No one ever thought then the possibility of living forever might actually be in allowing our physical shells to die off, burying the single-use transports after they succumb to the unbeatable rigors of nature and then allowing technology to do the rest. Because arms, legs and a crooked nose do not a human make. It’s what’s inside of us that counts, if we’re to believe anything motivational posters taught in school.

This is the basis of a growing theory to eternal life. In the future, if billionaires, tech giants, genius engineers and Hollywood all get their way, brains will exist not in grey matter with a finite lifespan, but in the cloud. Or maybe on SD cards, of sorts. In twisting the impossible, possible, souls may one day be stored alongside porn and bank transfers — unaffected by passing cosmic happenstance. God-like even.

“The proposition that we can live forever is obvious,” says longevity entrepreneur Arram Sabeti to The New Yorker. “It doesn’t violate the laws of physics, so we can achieve it.”

The concepts of “mind uploading” now found in binge-worthy shows like Altered Carbon, Black Mirror and Philip K. Dick’s Electric Dreams aren’t anything new. Thinkers have theorized for decades this might be our only chance of survival as a species. The world’s problematic realities now are simply driving billionaires faster in their quest to “fix the problem of death,” as some have called it.

PayPal cofounder and early Facebook investor Peter Thiel has his teams researching immortality one way: whether or not blood transfusions from healthy young’ns is the key to eternal life.

Dmitry Itskov, Russian entrepreneur, billionaire and founder of New Media Stars, dreams of another prospect: the day his team at 2045 Initiative finishes mapping the brain so it can be uploaded to a computer, technology that would allow him to live as an “immortal holographic avatar,” he says.

Itskov is sure this will be completed in less than 30 years.

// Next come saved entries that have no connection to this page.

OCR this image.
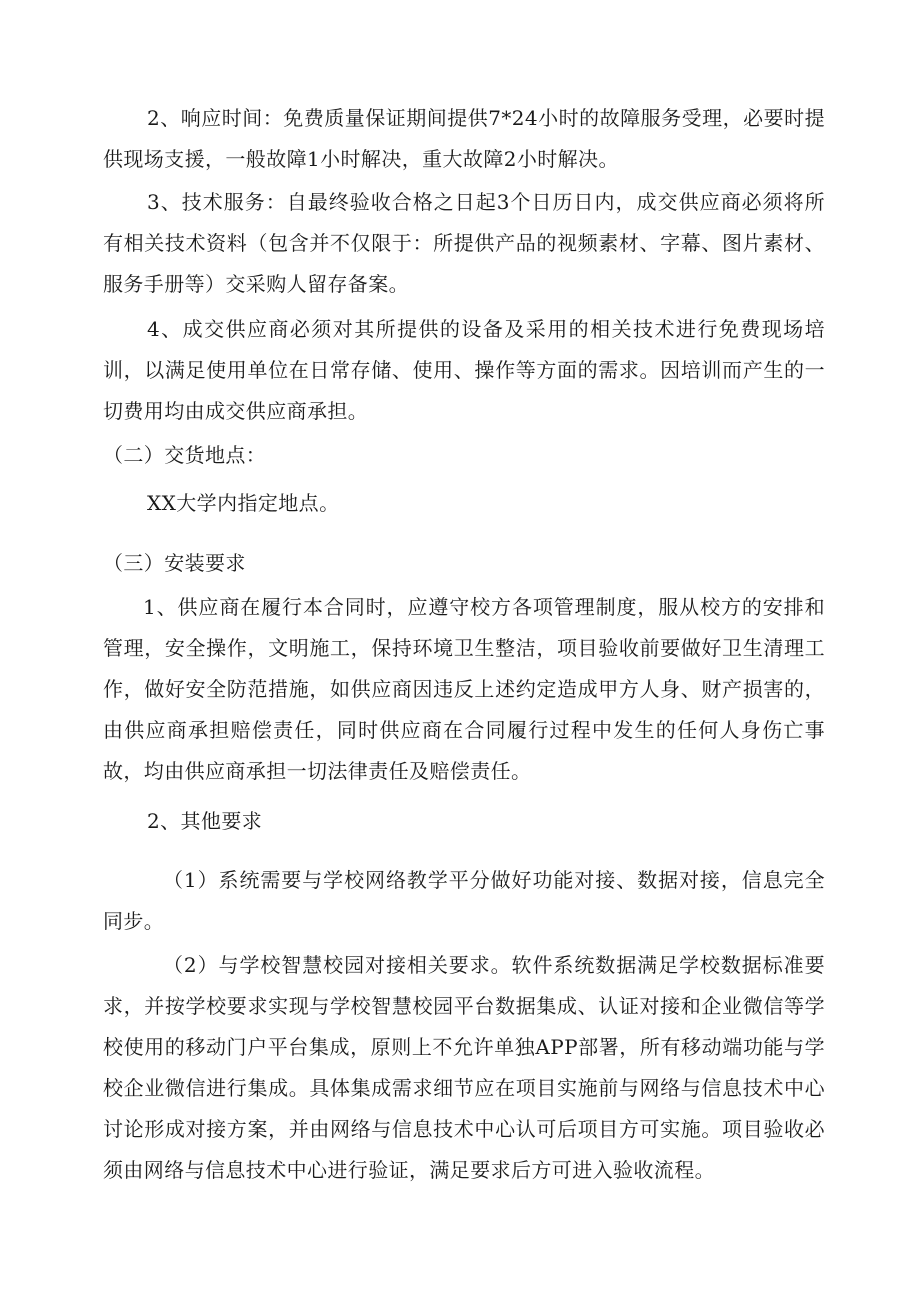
2、响应时间：免费质量保证期间提供7*24小时的故障服务受理，必要时提供现场支援，一般故障1小时解决，重大故障2小时解决。

3、技术服务：自最终验收合格之日起3个日历日内，成交供应商必须将所有相关技术资料（包含并不仅限于：所提供产品的视频素材、字幕、图片素材、服务手册等）交采购人留存备案。

4、成交供应商必须对其所提供的设备及采用的相关技术进行免费现场培训，以满足使用单位在日常存储、使用、操作等方面的需求。因培训而产生的一切费用均由成交供应商承担。

（二）交货地点：

XX大学内指定地点。

（三）安装要求

1、供应商在履行本合同时，应遵守校方各项管理制度，服从校方的安排和管理，安全操作，文明施工，保持环境卫生整洁，项目验收前要做好卫生清理工作，做好安全防范措施，如供应商因违反上述约定造成甲方人身、财产损害的，由供应商承担赔偿责任，同时供应商在合同履行过程中发生的任何人身伤亡事故，均由供应商承担一切法律责任及赔偿责任。

2、其他要求

（1）系统需要与学校网络教学平分做好功能对接、数据对接，信息完全同步。

（2）与学校智慧校园对接相关要求。软件系统数据满足学校数据标准要求，并按学校要求实现与学校智慧校园平台数据集成、认证对接和企业微信等学校使用的移动门户平台集成，原则上不允许单独APP部署，所有移动端功能与学校企业微信进行集成。具体集成需求细节应在项目实施前与网络与信息技术中心讨论形成对接方案，并由网络与信息技术中心认可后项目方可实施。项目验收必须由网络与信息技术中心进行验证，满足要求后方可进入验收流程。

And then there’s Google’s Director of Engineering Ray Kurzweil, singularity pioneer and all-around Silicon Valley rockstar. In a 2016 interview with Playboy (an eye-opening read if you ever get the chance), he gives an even shorter timeframe than others. He thinks in less than 10 years, humanity will begin to take major steps toward immortality.

“We’re merging with these nonbiological technologies already,” he says in the interview. “I mean, this little Android phone I’m carrying on my belt is not yet inside my physical body, but that’s an arbitrary distinction. It is part of who I am — not necessarily the phone itself, but the connection to the cloud and all the resources I can access there.”

In a way, he says, we’re already in the process. People hardly exist anymore without carrying around an enormous library of information, crudely uploading our thoughts whether it adds value to the whole or not. And what of your friends? Their entire lives exist in your pocket, sometimes exclusively, each one of us validating their existence there through simulated emotions, blue fingers and hearts.

At this point, it’s not if, it’s when these scientific explorations come to fruition, further delving into the answers humanity has sought for thousands of years. 

Who are we? What are we? And what do we do next?